What's Up DOCC? The Data Operations and Cleaning Center: Training Machines to Recognize Breaking News for Intelligence and Security
Stabilitas, an A.I.-powered technology startup in Seattle, WA, uses machine learning to gather threat intelligence data from around the world and analyze it in real time to keep people safe. One of Stabilitas’s most valuable innovations thus far has been creating a Data Operations and Cleaning Center (DOCC), powered by a team of analysts affectionately called Data Referees. Many of these Data Referees were recruited from the Bunker Labs network, a not-for-profit organization that inspires, educates and connects veterans and military spouses with their next mission.
“The early results are in and are really promising,” said Greg Adams, Co-Founder and CEO at Stabilitas. “Bunker Labs has been a fantastic resource. We are looking at growing our team of Data Referees, and thinking about how to make them a permanent competitive feature of Stabilitas. This kind of data organizational know-how is an incredible asset. On top of that, our machine learning pipeline is generating real results.”
Looking for more than a few good acronyms
Machine learning cannot happen without some sort of training data, and quality training data is hard to come by. Dr. Mikhail Zaydman, Stabilitas’s Lead Data Scientist, set off to fix the problem. First, he forced strict definitions of terms and categorization. It was a tough, iterative process to get consensus across the company. Second, he worked with David Ulrich, Stabilitas’s Data Engineer, to build a cleaning tool in the form of an informational dashboard. Harking back on Stabilitas’s founding military heritage, it was not lost on the Data Team that they would need a new acronym for this dashboard, which they decided to call the Human Intervention Tool (“HIT”). Third they got to working cleaning and grading the data.
The Human Intervention Tool (HIT) - below - is a way for the data referees to analyze and assemble data.
Team work makes the Dream Work
“In the beginning, I wasn’t quite sure where to go to get help for this,” said Greg, “but then realized that with Bunker there is a great community of people with a vision aligned with our own. Vets are good team players, appreciate our mission, and I think there’s a great chance to introduce them to cutting edge machine learning technology. A huge thanks to Jake at Bunker Labs, Seattle and the rest of the Bunker Network for helping us make this happen.”
After a couple months of trial and error as well as creating an internal training program for Data Referees to come up to speed, the Data Referees and DOCC started producing real results. Stabilitas is pleased to report that they are looking to accelerate their machine learning model to market.

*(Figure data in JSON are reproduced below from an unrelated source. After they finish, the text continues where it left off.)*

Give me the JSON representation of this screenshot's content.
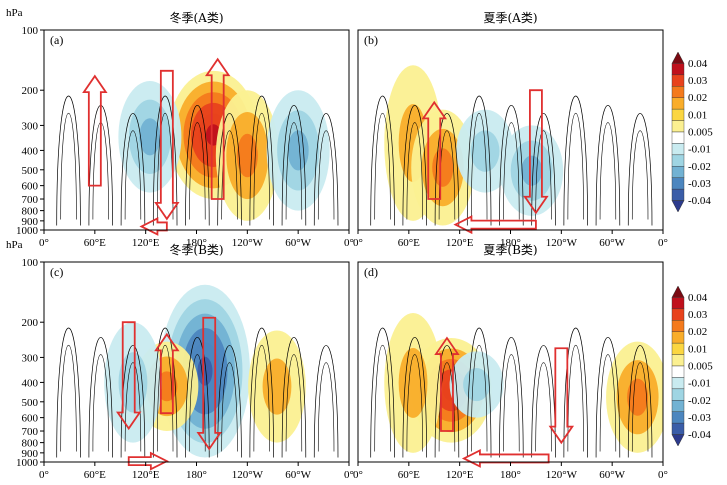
{
  "chart_data": [
    {
      "type": "heatmap",
      "panel_label": "(a)",
      "title": "冬季(A类)",
      "ylabel": "hPa",
      "y_ticks": [
        "100",
        "200",
        "300",
        "400",
        "500",
        "600",
        "700",
        "800",
        "900",
        "1000"
      ],
      "x_ticks": [
        "0°",
        "60°E",
        "120°E",
        "180°",
        "120°W",
        "60°W",
        "0°"
      ],
      "arrows": [
        {
          "dir": "up",
          "lon": 60,
          "from_hPa": 600,
          "to_hPa": 170
        },
        {
          "dir": "down",
          "lon": 145,
          "from_hPa": 160,
          "to_hPa": 880
        },
        {
          "dir": "up",
          "lon": 205,
          "from_hPa": 700,
          "to_hPa": 140
        },
        {
          "dir": "left",
          "lon_from": 145,
          "lon_to": 115,
          "at_hPa": 960
        }
      ],
      "shading": [
        {
          "lon": 200,
          "p_top": 160,
          "p_bot": 700,
          "value": 0.03
        },
        {
          "lon": 240,
          "p_top": 200,
          "p_bot": 900,
          "value": 0.015
        },
        {
          "lon": 125,
          "p_top": 180,
          "p_bot": 650,
          "value": -0.015
        },
        {
          "lon": 300,
          "p_top": 200,
          "p_bot": 800,
          "value": -0.015
        }
      ]
    },
    {
      "type": "heatmap",
      "panel_label": "(b)",
      "title": "夏季(A类)",
      "x_ticks": [
        "0°",
        "60°E",
        "120°E",
        "180°",
        "120°W",
        "60°W",
        "0°"
      ],
      "arrows": [
        {
          "dir": "up",
          "lon": 90,
          "from_hPa": 700,
          "to_hPa": 230
        },
        {
          "dir": "down",
          "lon": 210,
          "from_hPa": 200,
          "to_hPa": 820
        },
        {
          "dir": "left",
          "lon_from": 210,
          "lon_to": 115,
          "at_hPa": 940
        }
      ],
      "shading": [
        {
          "lon": 65,
          "p_top": 150,
          "p_bot": 900,
          "value": 0.012
        },
        {
          "lon": 100,
          "p_top": 250,
          "p_bot": 950,
          "value": 0.015
        },
        {
          "lon": 150,
          "p_top": 250,
          "p_bot": 650,
          "value": -0.012
        },
        {
          "lon": 205,
          "p_top": 300,
          "p_bot": 850,
          "value": -0.015
        }
      ]
    },
    {
      "type": "heatmap",
      "panel_label": "(c)",
      "title": "冬季(B类)",
      "ylabel": "hPa",
      "y_ticks": [
        "100",
        "200",
        "300",
        "400",
        "500",
        "600",
        "700",
        "800",
        "900",
        "1000"
      ],
      "x_ticks": [
        "0°",
        "60°E",
        "120°E",
        "180°",
        "120°W",
        "60°W",
        "0°"
      ],
      "arrows": [
        {
          "dir": "down",
          "lon": 100,
          "from_hPa": 200,
          "to_hPa": 680
        },
        {
          "dir": "up",
          "lon": 145,
          "from_hPa": 570,
          "to_hPa": 230
        },
        {
          "dir": "down",
          "lon": 195,
          "from_hPa": 190,
          "to_hPa": 860
        },
        {
          "dir": "right",
          "lon_from": 100,
          "lon_to": 145,
          "at_hPa": 990
        }
      ],
      "shading": [
        {
          "lon": 190,
          "p_top": 130,
          "p_bot": 950,
          "value": -0.03
        },
        {
          "lon": 145,
          "p_top": 250,
          "p_bot": 700,
          "value": 0.015
        },
        {
          "lon": 105,
          "p_top": 200,
          "p_bot": 800,
          "value": -0.012
        },
        {
          "lon": 275,
          "p_top": 220,
          "p_bot": 800,
          "value": 0.012
        }
      ]
    },
    {
      "type": "heatmap",
      "panel_label": "(d)",
      "title": "夏季(B类)",
      "x_ticks": [
        "0°",
        "60°E",
        "120°E",
        "180°",
        "120°W",
        "60°W",
        "0°"
      ],
      "arrows": [
        {
          "dir": "up",
          "lon": 105,
          "from_hPa": 700,
          "to_hPa": 240
        },
        {
          "dir": "down",
          "lon": 240,
          "from_hPa": 270,
          "to_hPa": 800
        },
        {
          "dir": "left",
          "lon_from": 225,
          "lon_to": 125,
          "at_hPa": 960
        }
      ],
      "shading": [
        {
          "lon": 110,
          "p_top": 240,
          "p_bot": 800,
          "value": 0.025
        },
        {
          "lon": 65,
          "p_top": 180,
          "p_bot": 900,
          "value": 0.012
        },
        {
          "lon": 140,
          "p_top": 280,
          "p_bot": 600,
          "value": -0.01
        },
        {
          "lon": 330,
          "p_top": 250,
          "p_bot": 900,
          "value": 0.015
        }
      ]
    }
  ],
  "colorbars": [
    {
      "ticks": [
        "0.04",
        "0.03",
        "0.02",
        "0.01",
        "0.005",
        "-0.01",
        "-0.02",
        "-0.03",
        "-0.04"
      ]
    },
    {
      "ticks": [
        "0.04",
        "0.03",
        "0.02",
        "0.01",
        "0.005",
        "-0.01",
        "-0.02",
        "-0.03",
        "-0.04"
      ]
    }
  ],
  "colors": {
    "palette": [
      "#7a0a12",
      "#c0101c",
      "#e8421c",
      "#f47a1c",
      "#f9ad2a",
      "#fbd641",
      "#fbf091",
      "#ffffff",
      "#c9ebf0",
      "#9fd5e3",
      "#72b2d3",
      "#4c86bf",
      "#3a5da8",
      "#2c3a8c"
    ],
    "arrow": "#e03030",
    "streamline": "#000000"
  }
}
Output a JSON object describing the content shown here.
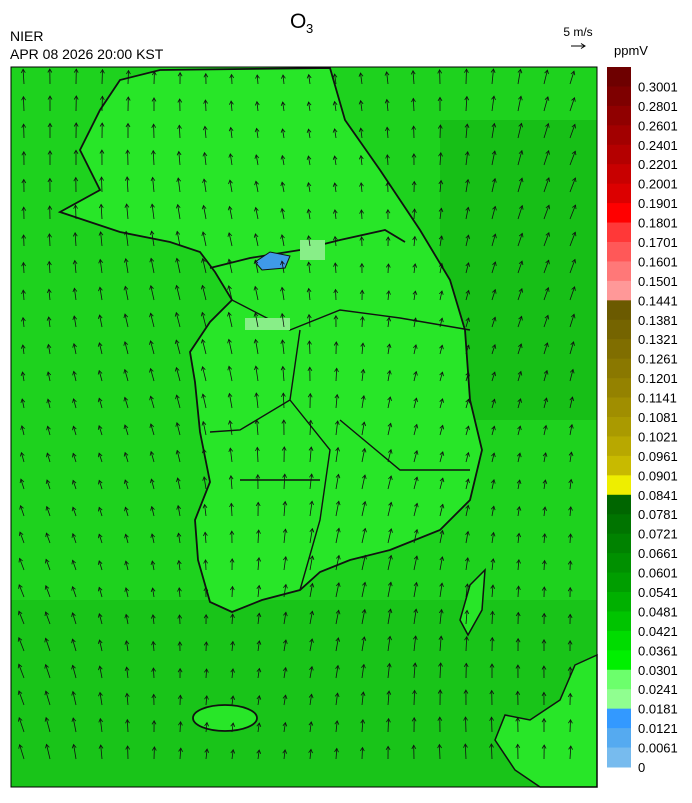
{
  "header": {
    "title": {
      "text": "O",
      "subscript": "3"
    },
    "agency": "NIER",
    "timestamp": "APR 08 2026 20:00 KST"
  },
  "wind_reference": {
    "label": "5 m/s"
  },
  "legend": {
    "unit": "ppmV",
    "labels": [
      "0.3001",
      "0.2801",
      "0.2601",
      "0.2401",
      "0.2201",
      "0.2001",
      "0.1901",
      "0.1801",
      "0.1701",
      "0.1601",
      "0.1501",
      "0.1441",
      "0.1381",
      "0.1321",
      "0.1261",
      "0.1201",
      "0.1141",
      "0.1081",
      "0.1021",
      "0.0961",
      "0.0901",
      "0.0841",
      "0.0781",
      "0.0721",
      "0.0661",
      "0.0601",
      "0.0541",
      "0.0481",
      "0.0421",
      "0.0361",
      "0.0301",
      "0.0241",
      "0.0181",
      "0.0121",
      "0.0061",
      "0"
    ],
    "colors": [
      "#6e0000",
      "#7e0000",
      "#900000",
      "#a20000",
      "#b40000",
      "#c80000",
      "#dc0000",
      "#ff0000",
      "#ff3838",
      "#ff5858",
      "#ff7878",
      "#ff9898",
      "#6b5a00",
      "#756400",
      "#806e00",
      "#8a7800",
      "#948200",
      "#a08e00",
      "#aa9a00",
      "#b8a800",
      "#c8ba00",
      "#eeee00",
      "#006600",
      "#007400",
      "#008200",
      "#009000",
      "#009e00",
      "#00b000",
      "#00c400",
      "#00dc00",
      "#00f000",
      "#6cff6c",
      "#90ff90",
      "#3399ff",
      "#55aaf0",
      "#77bbee",
      "#99c8ee"
    ]
  }
}
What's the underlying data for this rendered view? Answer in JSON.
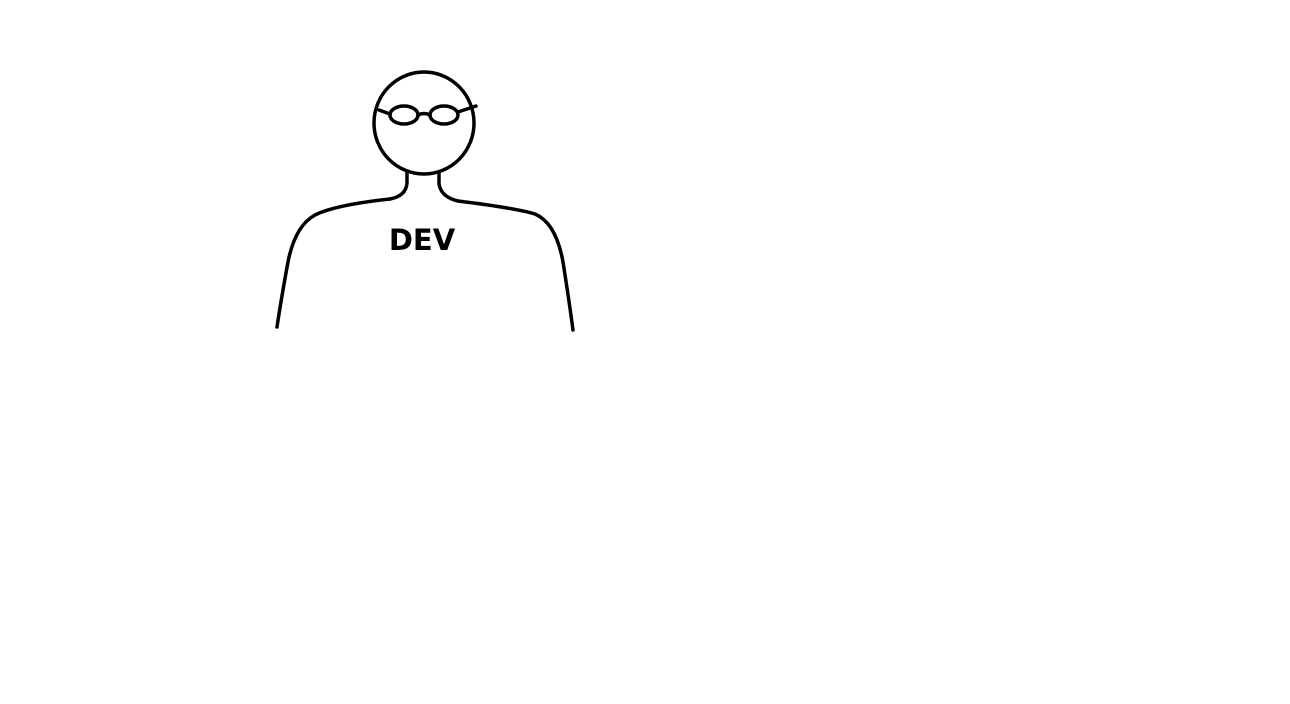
{
  "figure": {
    "shirt_label": "DEV",
    "stroke_color": "#000000",
    "background_color": "#ffffff"
  }
}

“We looked at this as an experiment as part of our National Science Foundation grant effort, and I have to say: it’s blown away my expectations,” said Greg.
As part of DOCC most Data Referees interface with the Stabilitas team via Slack, but they are always welcome to visit the Seattle office and periodically join group feedback calls. The company has even extended additional contract work to Data Referees that are interested in data science careers.
As Dylan Cooper, who has been working with Stabilitas since November of 2017, shared, “I saw this as a growth opportunity, along with a mission that was meaningful to me in a real way.”
Greg says the company is learning a lot about itself in the process of setting up DOCC. “DOCC is something of the trenches of data science. For our company, I’m coming to see Data Referee work as a selection tool to understand which contractors or potential employees work well with others, are reliable, and offer solutions to problems that come up every day. Data Referee work is a great way to gain insight on what the company is all about.”
As for the technology and its application to intelligence and security? There is little doubt:
“Machine Learning is the future,” said Dylan.